I would love :luv to see photos of her transformation from a rescue-cat to a well-loved kitty-pet.
Welcome to CF!
heidi =^..^=


----------



## chriss (Jul 28, 2009)

Here's another pic I took of Nubby's markings.


----------



## marie73 (Jul 12, 2006)

:luv


----------



## katlover13 (Apr 15, 2008)

She is beautiful. I hope she starts feeling better real soon.


----------



## Heidi n Q (Nov 22, 2006)

*Gasp!* I mean it! I actually _gasped_ when I saw her gorgeous markings! She looks like she has an amazingly beautiful ginger-y streak of fur along her topline and between her tabby markings. Beautiful. Absolutely beautiful.
I'm smitten with your 'kitten'! :luv


----------



## chriss (Jul 28, 2009)

Thanks guys. She definitely is a beautiful cat. I'm taking her to the vet tomorrow to hopefully get everything straightened out.


----------



## melysion (Mar 12, 2007)

Welcome to Cat forum

Your cat is loooooovely. 

Yep, definitely get that eye seen to. I'm sure you have seen what has happened to my Tobe as you have been 'lurking' around. 

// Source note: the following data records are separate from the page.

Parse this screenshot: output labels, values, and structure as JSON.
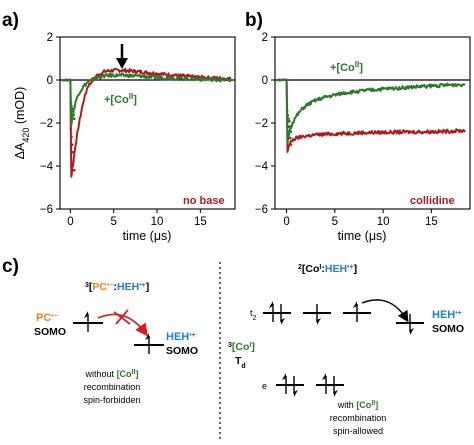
{
  "colors": {
    "red": "#b01c1c",
    "green": "#2a7a2a",
    "orange": "#e8821e",
    "blue": "#1e7fd6",
    "black": "#000000"
  },
  "panel_a": {
    "label": "a)",
    "y_axis_label_main": "ΔA",
    "y_axis_label_sub": "420",
    "y_axis_label_unit": " (mOD)",
    "x_axis_label": "time (μs)",
    "series_label_green": "+[Co",
    "series_label_green_ox": "II",
    "series_label_green_end": "]",
    "condition_label": "no base",
    "arrow_name": "down-arrow"
  },
  "panel_b": {
    "label": "b)",
    "x_axis_label": "time (μs)",
    "series_label_green": "+[Co",
    "series_label_green_ox": "II",
    "series_label_green_end": "]",
    "condition_label": "collidine"
  },
  "chart_data": [
    {
      "panel": "a",
      "type": "line",
      "xlabel": "time (μs)",
      "ylabel": "ΔA420 (mOD)",
      "xlim": [
        -1.2,
        19
      ],
      "ylim": [
        -6,
        2
      ],
      "xticks": [
        "0",
        "5",
        "10",
        "15"
      ],
      "yticks": [
        "−6",
        "−4",
        "−2",
        "0",
        "2"
      ],
      "series": [
        {
          "color": "#b01c1c",
          "x": [
            -1.0,
            0,
            0.1,
            0.2,
            0.4,
            0.6,
            1.0,
            1.5,
            2,
            3,
            4,
            5,
            6,
            7,
            8,
            10,
            12,
            14,
            16,
            18.5
          ],
          "y": [
            0,
            0,
            -4.5,
            -4.2,
            -3.6,
            -3.0,
            -2.0,
            -1.0,
            -0.3,
            0.2,
            0.4,
            0.45,
            0.45,
            0.42,
            0.38,
            0.3,
            0.22,
            0.15,
            0.1,
            0.05
          ]
        },
        {
          "name": "+[CoII]",
          "color": "#2a7a2a",
          "x": [
            -1.0,
            0,
            0.1,
            0.2,
            0.4,
            0.6,
            1.0,
            1.5,
            2,
            3,
            4,
            5,
            6,
            8,
            10,
            12,
            14,
            16,
            18.5
          ],
          "y": [
            0,
            0,
            -2.1,
            -1.8,
            -1.4,
            -1.0,
            -0.6,
            -0.3,
            -0.1,
            0.1,
            0.2,
            0.22,
            0.22,
            0.18,
            0.12,
            0.08,
            0.05,
            0.03,
            0.0
          ]
        }
      ],
      "annotations": [
        "no base"
      ]
    },
    {
      "panel": "b",
      "type": "line",
      "xlabel": "time (μs)",
      "xlim": [
        -1.2,
        19
      ],
      "ylim": [
        -6,
        2
      ],
      "xticks": [
        "0",
        "5",
        "10",
        "15"
      ],
      "yticks": [
        "−6",
        "−4",
        "−2",
        "0",
        "2"
      ],
      "series": [
        {
          "color": "#b01c1c",
          "x": [
            -1.0,
            0,
            0.1,
            0.3,
            0.6,
            1.0,
            1.5,
            2,
            3,
            5,
            8,
            12,
            16,
            18.5
          ],
          "y": [
            0,
            0,
            -3.3,
            -3.0,
            -2.8,
            -2.7,
            -2.65,
            -2.6,
            -2.55,
            -2.5,
            -2.45,
            -2.42,
            -2.4,
            -2.35
          ]
        },
        {
          "name": "+[CoII]",
          "color": "#2a7a2a",
          "x": [
            -1.0,
            0,
            0.1,
            0.3,
            0.6,
            1.0,
            1.5,
            2,
            3,
            4,
            6,
            8,
            10,
            12,
            14,
            16,
            18.5
          ],
          "y": [
            0,
            0,
            -2.9,
            -2.4,
            -2.0,
            -1.7,
            -1.4,
            -1.2,
            -0.95,
            -0.8,
            -0.6,
            -0.5,
            -0.42,
            -0.36,
            -0.3,
            -0.25,
            -0.2
          ]
        }
      ],
      "annotations": [
        "collidine"
      ]
    }
  ],
  "panel_c": {
    "label": "c)",
    "left": {
      "pair_super": "3",
      "pair_text_1": "[",
      "pair_pc": "PC",
      "pair_pc_sup": "•−",
      "pair_colon": ":",
      "pair_heh": "HEH",
      "pair_heh_sup": "•+",
      "pair_end": "]",
      "pc_label": "PC",
      "pc_sup": "•−",
      "somo_left": "SOMO",
      "heh_label": "HEH",
      "heh_sup": "•+",
      "somo_right": "SOMO",
      "caption_line1_a": "without ",
      "caption_line1_b": "[Co",
      "caption_line1_ox": "II",
      "caption_line1_c": "]",
      "caption_line2": "recombination",
      "caption_line3": "spin-forbidden"
    },
    "right": {
      "pair_super": "2",
      "pair_text_1": "[Co",
      "pair_ox": "I",
      "pair_colon": ":",
      "pair_heh": "HEH",
      "pair_heh_sup": "•+",
      "pair_end": "]",
      "t2_label": "t",
      "t2_sub": "2",
      "e_label": "e",
      "co_super": "3",
      "co_label": "[Co",
      "co_ox": "I",
      "co_end": "]",
      "td_label": "T",
      "td_sub": "d",
      "heh_label": "HEH",
      "heh_sup": "•+",
      "somo": "SOMO",
      "caption_line1_a": "with ",
      "caption_line1_b": "[Co",
      "caption_line1_ox": "II",
      "caption_line1_c": "]",
      "caption_line2": "recombination",
      "caption_line3": "spin-allowed"
    }
  }
}
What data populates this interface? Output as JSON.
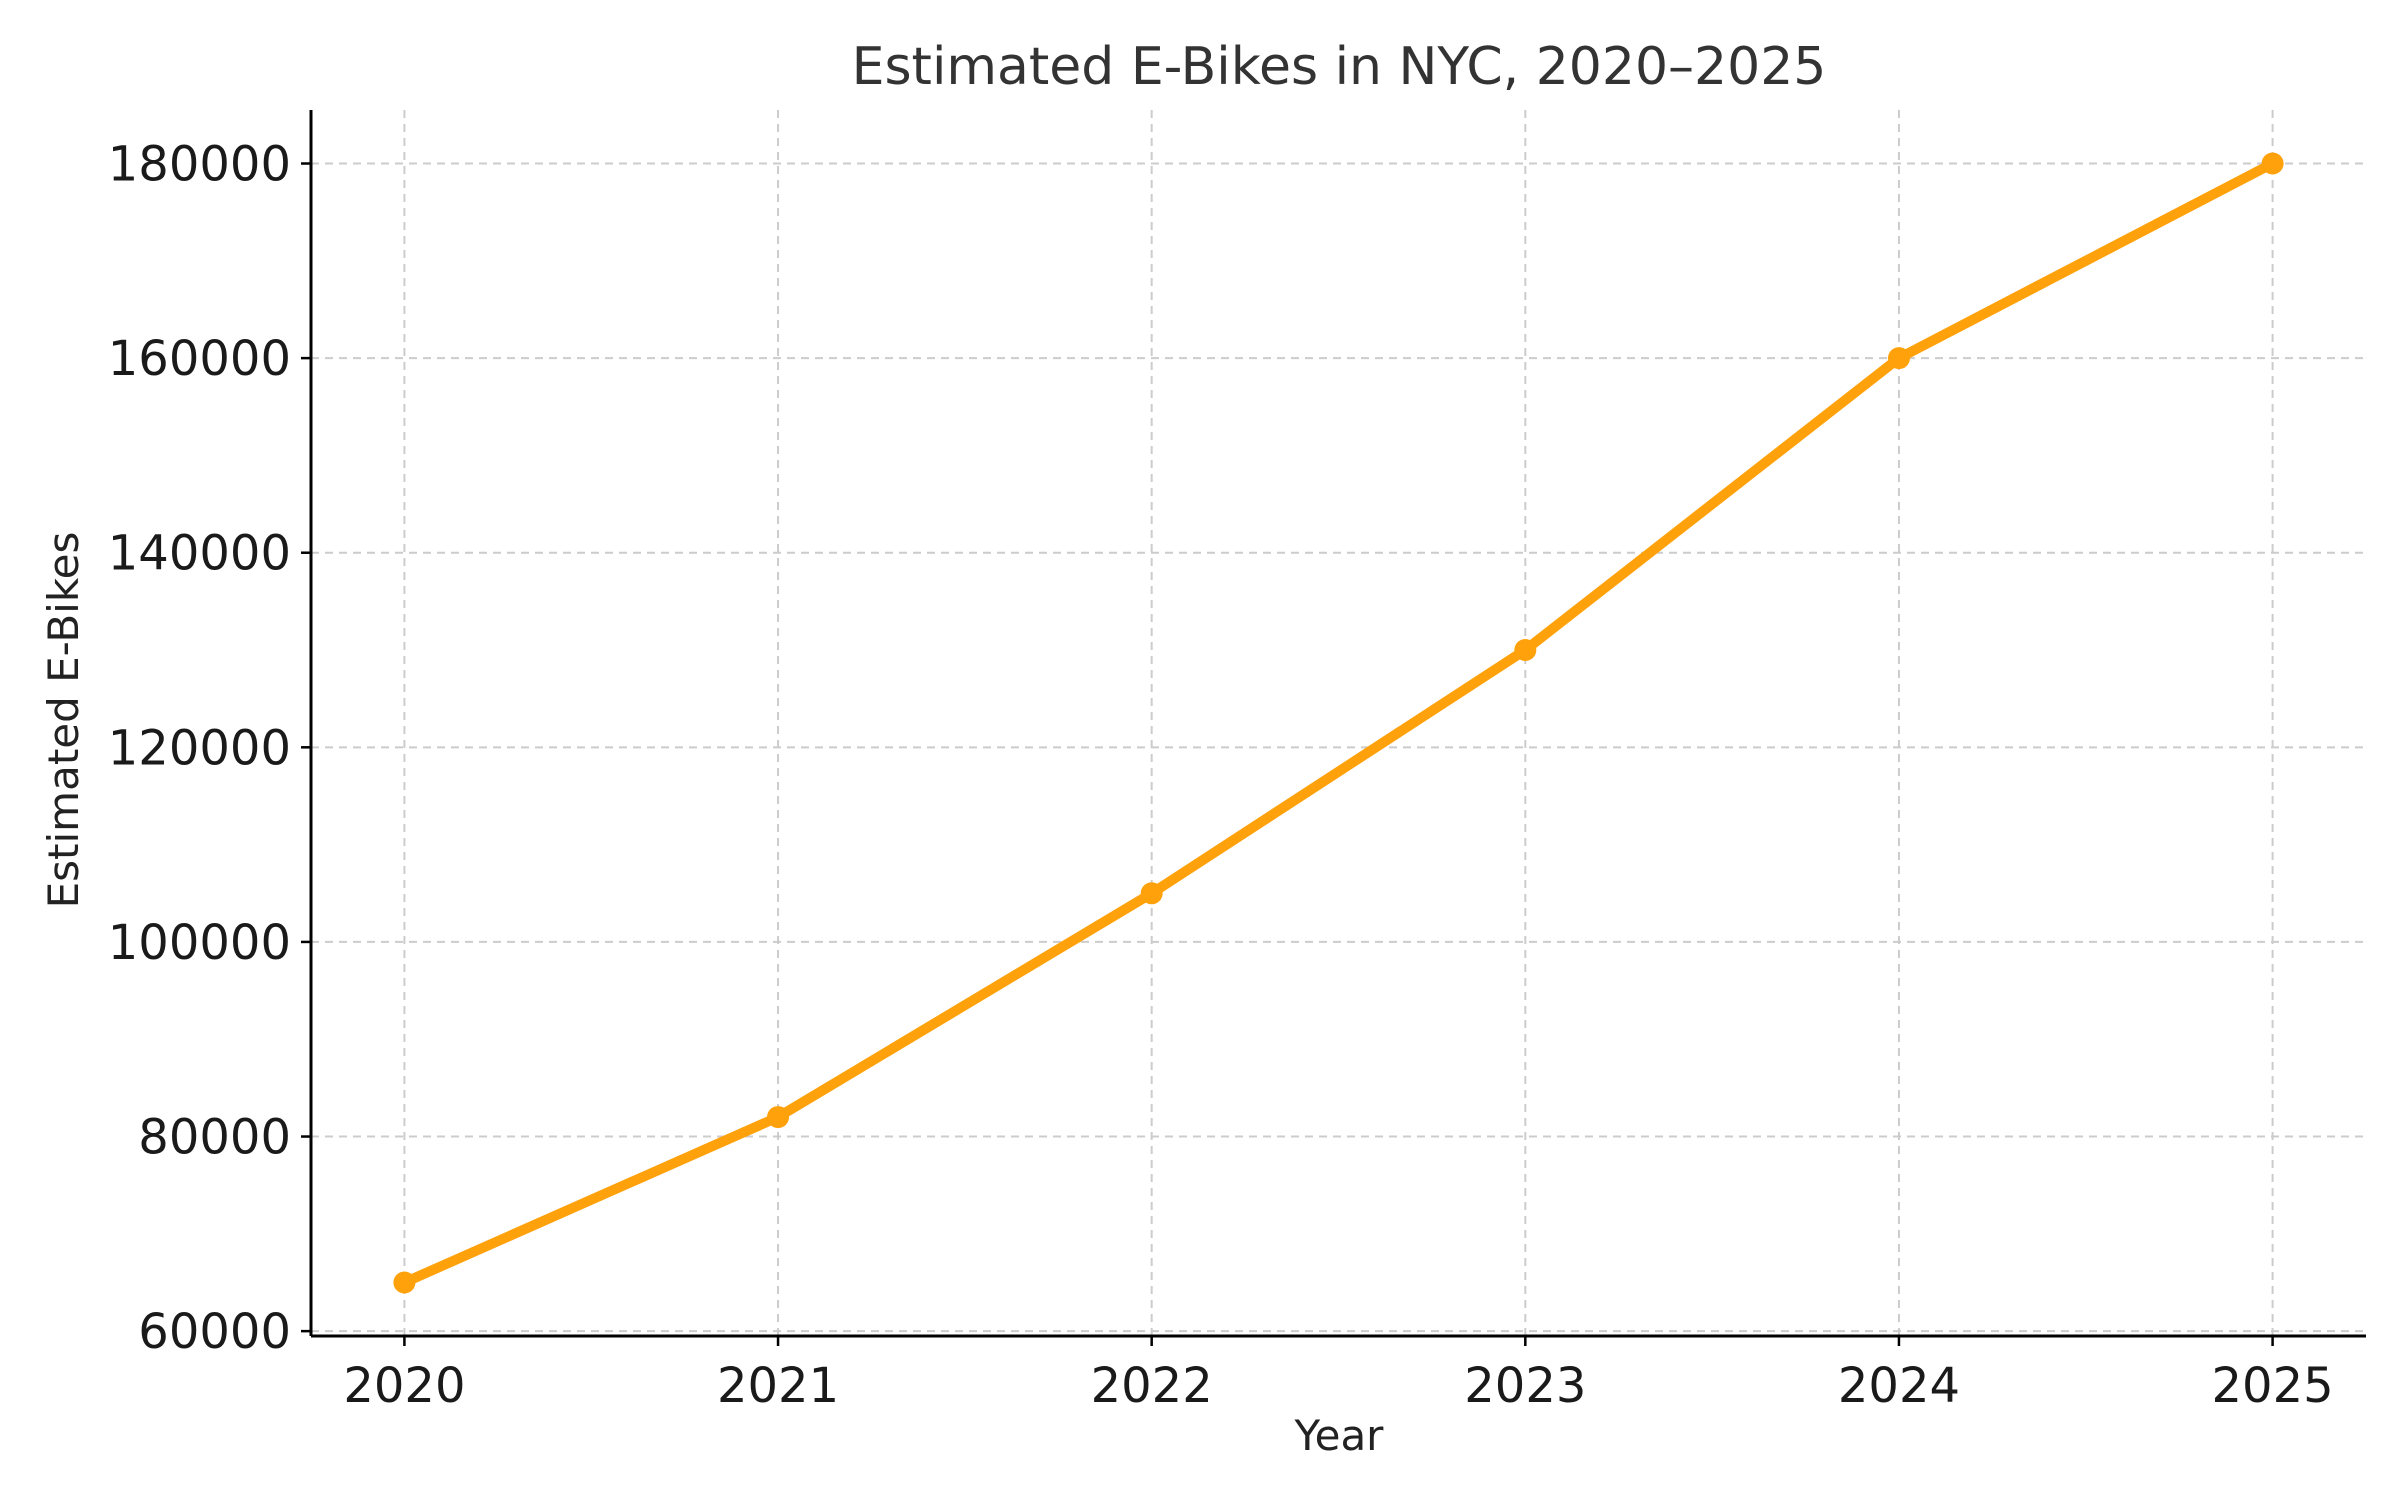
{
  "chart_data": {
    "type": "line",
    "title": "Estimated E-Bikes in NYC, 2020–2025",
    "xlabel": "Year",
    "ylabel": "Estimated E-Bikes",
    "x": [
      "2020",
      "2021",
      "2022",
      "2023",
      "2024",
      "2025"
    ],
    "series": [
      {
        "values": [
          65000,
          82000,
          105000,
          130000,
          160000,
          180000
        ]
      }
    ],
    "yticks": [
      60000,
      80000,
      100000,
      120000,
      140000,
      160000,
      180000
    ],
    "ylim": [
      59500,
      185500
    ],
    "xlim": [
      -0.25,
      5.25
    ],
    "grid": true,
    "legend": "none",
    "colors": {
      "line": "#FFA10A",
      "grid": "#CCCCCC",
      "axis": "#000000"
    }
  }
}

I hope she gets better soon!


----------



## DesnBaby (Apr 18, 2004)

Gorgeous girl!


----------



## OctoberinMaine (Sep 12, 2006)

Wow, she is striking! Her coloring is really interesting and unusual.

Have you gone to the vet yet? Just wondered what they said.

"Nub," would that be like "Love," like Eddie Murphy singing "Unce, tice, fee times a mady"?


----------